Though the plan was championed by Pittsburgh Councilman Rev. Ricky Burgess, he was not present during Pittsburgh Mayor Bill Peduto’s meeting announcing the grant award. Those who did attend included HUD Assistant Secretary for Housing Carol Galante; U.S. Rep. Mike Doyle, D-Pittsburgh; Allegheny County Executive Rich Fitzgerald; Housing Authority of the City of Pittsburgh Executive Director Caster Binion; and Kingsley Association Executive Director Malik Bankston.
During a recent interview Binion told the New Pittsburgh Courier the Choice Neighborhoods grant was key to realizing the plan.
“It’s huge, especially since we were competing with Philadelphia, and they rarely award two grants in the same state,” he said.
“The grant will allow us to leverage another $60 million in cash investment immediately, plus more than $200 million in services and support funding,” he said.
Binion also said the February award of $1 million in tax credits from the Pennsylvania Housing Finance Agency helped secure the HUD grant. Besides Pittsburgh and Philadelphia, the only other communities to win the Choice Housing grants were Columbus, Ohio and Norwalk, CT.
Despite campaigning against such massive projects, favoring more smaller-scale developments, Peduto worked with federal representatives like Doyle and Sen. Bob Casey, D-Pa, to promote the Larimer application, and met personally with HUD Secretary Shaun Donovan while in Washington, DC. earlier this year.
“For too long, Larimer has suffered while its neighboring communities have experienced booming growth,” said Peduto. “Largely due to hard work by community groups and other stakeholders in Larimer, today we are a step closer to making this proud community join in the successes around it.”
Burgess called the grant “transformative.”
“It’s my belief that you have to do thing in scale for low- and moderate-income communities,” he said. “And the mayor and I have been working on an initiative to apply the success of the Larimer Plan citywide.

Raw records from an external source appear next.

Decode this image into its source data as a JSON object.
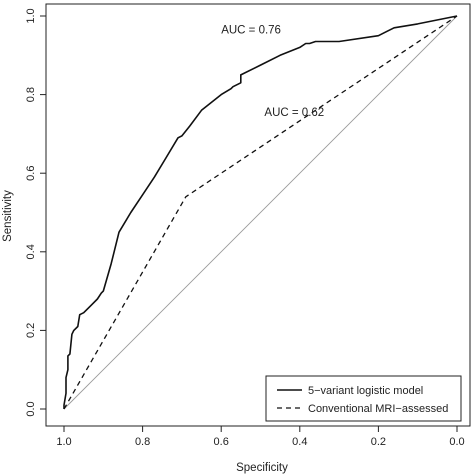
{
  "chart_data": {
    "type": "line",
    "xlabel": "Specificity",
    "ylabel": "Sensitivity",
    "xlim": [
      1.0,
      0.0
    ],
    "ylim": [
      0.0,
      1.0
    ],
    "x_reversed": true,
    "xticks": [
      1.0,
      0.8,
      0.6,
      0.4,
      0.2,
      0.0
    ],
    "xtick_labels": [
      "1.0",
      "0.8",
      "0.6",
      "0.4",
      "0.2",
      "0.0"
    ],
    "yticks": [
      0.0,
      0.2,
      0.4,
      0.6,
      0.8,
      1.0
    ],
    "ytick_labels": [
      "0.0",
      "0.2",
      "0.4",
      "0.6",
      "0.8",
      "1.0"
    ],
    "grid": false,
    "legend_position": "bottom-right",
    "annotations": [
      {
        "text": "AUC = 0.76",
        "x": 0.6,
        "y": 0.955
      },
      {
        "text": "AUC = 0.62",
        "x": 0.49,
        "y": 0.745
      }
    ],
    "series": [
      {
        "name": "5−variant logistic model",
        "style": "solid",
        "color": "#111111",
        "specificity": [
          1.0,
          1.0,
          0.995,
          0.995,
          0.99,
          0.99,
          0.985,
          0.98,
          0.975,
          0.965,
          0.96,
          0.95,
          0.93,
          0.915,
          0.905,
          0.9,
          0.88,
          0.86,
          0.83,
          0.8,
          0.77,
          0.74,
          0.71,
          0.7,
          0.68,
          0.65,
          0.6,
          0.575,
          0.57,
          0.55,
          0.55,
          0.5,
          0.45,
          0.4,
          0.385,
          0.375,
          0.36,
          0.3,
          0.2,
          0.18,
          0.16,
          0.1,
          0.0
        ],
        "sensitivity": [
          0.0,
          0.01,
          0.04,
          0.08,
          0.1,
          0.135,
          0.14,
          0.19,
          0.2,
          0.21,
          0.24,
          0.245,
          0.265,
          0.28,
          0.295,
          0.3,
          0.37,
          0.45,
          0.5,
          0.545,
          0.59,
          0.64,
          0.69,
          0.695,
          0.72,
          0.76,
          0.8,
          0.815,
          0.82,
          0.83,
          0.85,
          0.875,
          0.9,
          0.92,
          0.93,
          0.93,
          0.935,
          0.935,
          0.95,
          0.96,
          0.97,
          0.98,
          1.0
        ]
      },
      {
        "name": "Conventional MRI−assessed",
        "style": "dashed",
        "color": "#111111",
        "specificity": [
          1.0,
          0.69,
          0.0
        ],
        "sensitivity": [
          0.0,
          0.54,
          1.0
        ]
      }
    ],
    "reference_line": {
      "style": "solid",
      "color": "#999999",
      "from": [
        1.0,
        0.0
      ],
      "to": [
        0.0,
        1.0
      ]
    }
  }
}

It’s called Priority Neighborhoods will involve creating comprehensive plans for the most challenged communities, because we’ve learned from Larimer that if you want to redo a community, it has to be comprehensive.”
The Choice Neighborhoods program is designed to support public-private projects that replace distressed public housing with better-quality mixed-income units, improve education, safety and commercial activity and access to social services.